According to Miliband’s analysis, the dominant banks are not lending enough to small and medium-sized enterprises because they form a cosy oligopoly (controlling 85% of small business lending) that does not want to take any risk; enterprise loans are inherently riskier than mortgage and personal loans. Given that small businesses create most jobs in the UK (as they do in all countries), lack of finance for them is limiting the creation of decent jobs. The solution, he argued, is to introduce more competition into the small business lending market by capping the share of individual banks.

This proposal has caused much controversy. However, one thing is certain: it is going to be slow-acting. It may be years before proper “challenger” banks emerge, given the time necessary for the review by the Competition and Markets Authority – which takes over the roles of the Competition Commission and Office of Fair Trading from April – and for the process of selling branches.

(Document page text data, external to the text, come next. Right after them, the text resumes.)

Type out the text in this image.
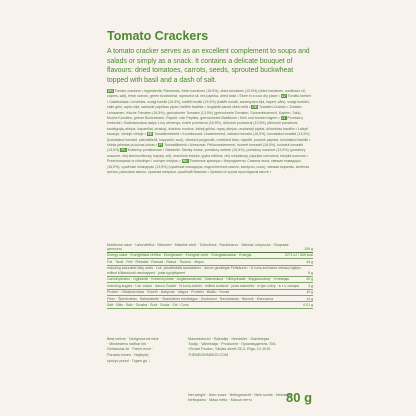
Tomato Crackers
A tomato cracker serves as an excellent complement to soups and salads or simply as a snack. It contains a delicate bouquet of flavours: dried tomatoes, carrots, seeds, sprouted buckwheat topped with basil and a dash of salt.
EN Tomato crackers • Ingredients: Flaxseeds, fresh tomatoes (16.5%), dried tomatoes (13.5%) (dried tomatoes, sunflower oil, capers, salt), fresh carrots, green buckwheat, rapeseed oil, red paprika, dried basil • Store in a cool dry place • LV Tomātu krekeri • Sastāvdaļas: Linsēklas, svaigi tomāti (16.5%), kaltēti tomāti (13.5%) (kaltēti tomāti, saulespuķu eļļa, kaperi, sāls), svaigi burkāni, zaļie griķi, rapšu eļļa, sarkanie paprikas pipari, kaltēts baziliks • Uzglabāt sausā vēsā vietā • DE Tomaten-Cracker • Zutaten: Leinsamen, frische Tomaten (16,5%), getrocknete Tomaten (13,5%) (getrocknete Tomaten, Sonnenblumenöl, Kapern, Salz), frische Karotten, grüner Buchweizen, Rapsöl, rote Paprika, getrocknetes Basilikum • Kühl und trocken lagern • LT Pomidorų krekeriai • Sudedamosios dalys: Linų sėmenys, švieži pomidorai (16,5%), džiovinti pomidorai (13,5%) (džiovinti pomidorai, saulėgrąžų aliejus, kaparėliai, druska), šviežios morkos, žalieji grikiai, rapsų aliejus, raudonieji pipirai, džiovintas baziliks • Laikyti sausoje, vėsioje vietoje • EE Tomatikreekerid • Koostisosad: Linaseemned, värsked tomatid (16,5%), kuivatatud tomatid (13,5%) (kuivatatud tomatid, päevalilleõli, kappariid, sool), värsked porgandid, rohelised tatar, rapsiõli, punane paprika, kuivatatud basiilik • Hoida jahedas ja kuivas kohas • FI Tomaattikeksit • Ainesosat: Pellavansiemenet, tuoreet tomaatit (16,5%), kuivatut tomaatit (13,5%) PL Krakersy pomidorowe • Składniki: Siemię lniane, pomidory świeże (16,5%), pomidory suszone (13,5%) (pomidory suszone, olej słonecznikowy, kapary, sól), marchew świeża, gryka zielona, olej rzepakowy, papryka czerwona, bazylia suszona • Przechowywać w chłodnym i suchym miejscu • RU Томатные крекеры • Ингредиенты: Семена льна, свежие помидоры (16,5%), сушёные помидоры (13,5%) (сушёные помидоры, подсолнечное масло, каперсы, соль), свежая морковь, зелёная гречка, рапсовое масло, красная паприка, сушёный базилик • Хранить в сухом прохладном месте •
Nutritional value · Uzturvērtība · Nährwert · Maistinė vertė · Toitevärtus · Ravintoarvo · Wartość odżywcza · Пищевая ценность	100 g
Energy value · Enerģētiskā vērtība · Energiewert · Energinė vertė · Energiasisaldus · Energia	2271 kJ / 549 kcal
Fat · Tauki · Fett · Riebalai · Rasvad · Rasva · Tłuszcz · Жиры	44 g
including saturated fatty acids · t.sk. piesātinātās taukskābes · davon gesättigte Fettsäuren · iš kurių sočiosios riebalų rūgštys · millest küllastunud rasvhapped · josta tyydyttyneet	6 g
Carbohydrates · Ogļhidrāti · Kohlenhydrate · Angliavandeniai · Süsivesikud · Hiilihydraatit · Węglowodany · Углеводы	25 g
including sugars · t.sk. cukuri · davon Zucker · iš kurių cukrūs · millest suhkrud · josta sokereita · w tym cukry · в т.ч. сахара	3 g
Protein · Olbaltumvielas · Eiweiß · Baltymai · Valgud · Proteiini · Białko · Белки	10 g
Fiber · Šķiedrvielas · Ballaststoffe · Skaidulinės medžiagos · Kiudained · Ravintokuitu · Błonnik · Клетчатка	14 g
Salt · Sāls · Salz · Druska · Sool · Suola · Sól · Соль	0.01 g
Best before · Derīguma termiņš · Mindestens haltbar bis · Geriausias iki · Parim enne · Parasta ennen · Najlepiej spożyć przed · Годен до ↓
Manufactured · Ražotājs · Hersteller · Gamintojas · Tootja · Valmistaja · Producent · Производитель: SIA «Smart Foods», Skolas street 25-3, Rīga, LV-1010.
THEBEGINNINGS.COM
Net weight · Neto svars · Nettogewicht · Neto svoris · Netokaal · Nettopaino · Masa netto · Масса нетто	80 g
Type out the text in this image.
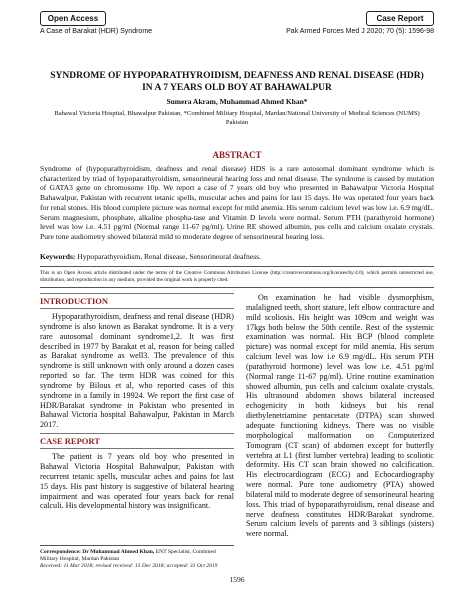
Open Access	Case Report
A Case of Barakat (HDR) Syndrome	Pak Armed Forces Med J 2020; 70 (5): 1596-98
SYNDROME OF HYPOPARATHYROIDISM, DEAFNESS AND RENAL DISEASE (HDR)
IN A 7 YEARS OLD BOY AT BAHAWALPUR
Sumera Akram, Muhammad Ahmed Khan*
Bahawal Victoria Hospital, Bhawalpur Pakistan, *Combined Military Hospital, Mardan/National University of Medical Sciences (NUMS)
Pakistan
ABSTRACT
Syndrome of (hypoparathyroidism, deafness and renal disease) HDS is a rare autosomal dominant syndrome which is characterized by triad of hypoparathyroidism, sensorineural hearing loss and renal disease. The syndrome is caused by mutation of GATA3 gene on chromosome 10p. We report a case of 7 years old boy who presented in Bahawalpur Victoria Hospital Bahawalpur, Pakistan with recurrent tetanic spells, muscular aches and pains for last 15 days. He was operated four years back for renal stones. His blood complete picture was normal except for mild anemia. His serum calcium level was low i.e. 6.9 mg/dL. Serum magnesium, phosphate, alkaline phospha-tase and Vitamin D levels were normal. Serum PTH (parathyroid hormone) level was low i.e. 4.51 pg/ml (Normal range 11-67 pg/ml). Urine RE showed albumin, pus cells and calcium oxalate crystals. Pure tone audiometry showed bilateral mild to moderate degree of sensorineural hearing loss.
Keywords: Hypoparathyroidism, Renal disease, Sensorineural deafness.
This is an Open Access article distributed under the terms of the Creative Commons Attribution License (http://creativecommons.org/licenses/by/4.0), which permits unrestricted use, distribution, and reproduction in any medium, provided the original work is properly cited.
INTRODUCTION

Hypoparathyroidism, deafness and renal disease (HDR) syndrome is also known as Barakat syndrome. It is a very rare autosomal dominant syndrome1,2. It was first described in 1977 by Barakat et al, reason for being called as Barakat syndrome as well3. The prevalence of this syndrome is still unknown with only around a dozen cases reported so far. The term HDR was coined for this syndrome by Bilous et al, who reported cases of this syndrome in a family in 19924. We report the first case of HDR/Barakat syndrome in Pakistan who presented in Bahawal Victoria hospital Bahawalpur, Pakistan in March 2017.

CASE REPORT

The patient is 7 years old boy who presented in Bahawal Victoria Hospital Bahawalpur, Pakistan with recurrent tetanic spells, muscular aches and pains for last 15 days. His past history is suggestive of bilateral hearing impairment and was operated four years back for renal calculi. His developmental history was insignificant.

On examination he had visible dysmorphism, malaligned teeth, short stature, left elbow contracture and mild scoliosis. His height was 109cm and weight was 17kgs both below the 50th centile. Rest of the systemic examination was normal. His BCP (blood complete picture) was normal except for mild anemia. His serum calcium level was low i.e 6.9 mg/dL. His serum PTH (parathyroid hormone) level was low i.e. 4.51 pg/ml (Normal range 11-67 pg/ml). Urine routine examination showed albumin, pus cells and calcium oxalate crystals. His ultrasound abdomen shows bilateral increased echogenicity in both kidneys but his renal diethylenetriamine pentacetate (DTPA) scan showed adequate functioning kidneys. There was no visible morphological malformation on Computerized Tomogram (CT scan) of abdomen except for butterfly vertebra at L1 (first lumber vertebra) leading to scoliotic deformity. His CT scan brain showed no calcification. His electrocardiogram (ECG) and Echocardiography were normal. Pure tone audiometry (PTA) showed bilateral mild to moderate degree of sensorineural hearing loss. This triad of hypoparathyroidism, renal disease and nerve deafness constitutes HDR/Barakat syndrome. Serum calcium levels of parents and 3 siblings (sisters) were normal.

Correspondence: Dr Muhammad Ahmed Khan, ENT Specialist, Combined Military Hospital, Mardan Pakistan
Received: 11 Mar 2018; revised received: 15 Dec 2018; accepted: 31 Oct 2019
1596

But there is a quicker and simpler solution to this problem. It is for the government to use its ownership of two of the big four banks, RBS and Lloyds, to direct more lending to small businesses. Thanks to the bailout following the 2008 financial crisis, RBS is 81% owned by the government. This means it can tell RBS what to do. It also owns 33% of Lloyds, and while this does not give it a total control over the bank, it is well above what is normally considered a “controlling stake” in an enterprise.

Now, if you can basically tell two of the four largest banks what to do – say, to increase lending to small businesses – why go through the rigmarole of calculating their market shares and forcing them (and the other two) to sell off some of their branches?

The usual refrain is that Westminster cannot make RBS and Lloyds do things differently because, in order to survive, these banks need to behave like other competitors: generating as much profit and paying their staff as much.

This argument may be right if the existing business model of British banks and other financial companies is fine. But it is not. It is a business model that has caused the biggest financial crisis in 70 years and created imbalances and inequalities that threaten the future viability of the British economy. The fact that the political class, including Miliband himself, cannot even imagine state-owned banks ditching such a model is a testimony to the power of the financial industry lobby.

From the day when RBS and Lloyds were bailed out, the Labour government was at pains to emphasise it would run them along the same lines as before nationalisation. The only thing for which Labour and, subsequently, the coalition government have used the government’s dominant shareholding position has been to restrain bonuses. But this is really missing the point.

The problem with bonuses in the financial industry is not about their levels – if someone makes a huge contribution to the economy, he or she should be richly rewarded. The main problem is that these bonuses are given to people for doing the wrong things well – things that harm the economy in order to enrich the shareholders, the top managers of banks and other financial firms.

So the real question is how we make banks and other financial firms pursue the right goals, rather than how much people should be paid, whether in bonuses or salaries. And the only way to make them pursue different goals from those they pursue now is to change the rules of the game.

Unfortunately, few regulations have been introduced since the crisis that have materially changed the goals of financial companies. The result has been “business as usual”.

All those complex and risky financial products that were at the centre of the 2008 financial crisis – such as mortgage-backed securities, collateralised debt obligations, credit default swaps and other financial derivatives – are back in vogue again.

The credit rating agencies, whose incompetence and cynicism in rating those financial products has become legendary after the crisis, are still operating in the same way.

Thanks to Help to Buy, the mortgage-lending market is nearly back to its old self. Now you can get loans that are 95% equal to the value of the house – not quite the 125% you could get before the crisis, but nearly there.

In the absence of measures to encourage longer-term shareholding – for instance, by granting more votes or tax advantages – short term-oriented shareholders are still reigning supreme, putting pressures on banks to generate short-term profits, whatever the consequences.

The main problem with the British financial industry is not the level of bonus, or even the concentration in the banking sector; it is that the industry is pursuing goals that are detrimental to the long-term economic viability of the country, in the process enriching only a tiny minority and sapping human and financial resources from the rest of the economy.

Unless those goals are changed through better regulation, the industry will remain harmful to the rest of the economy, whatever we do about bonuses and market concentration.

Ha-Joon Chang is a Senior Research Associate with the Center for Economic and Policy Research.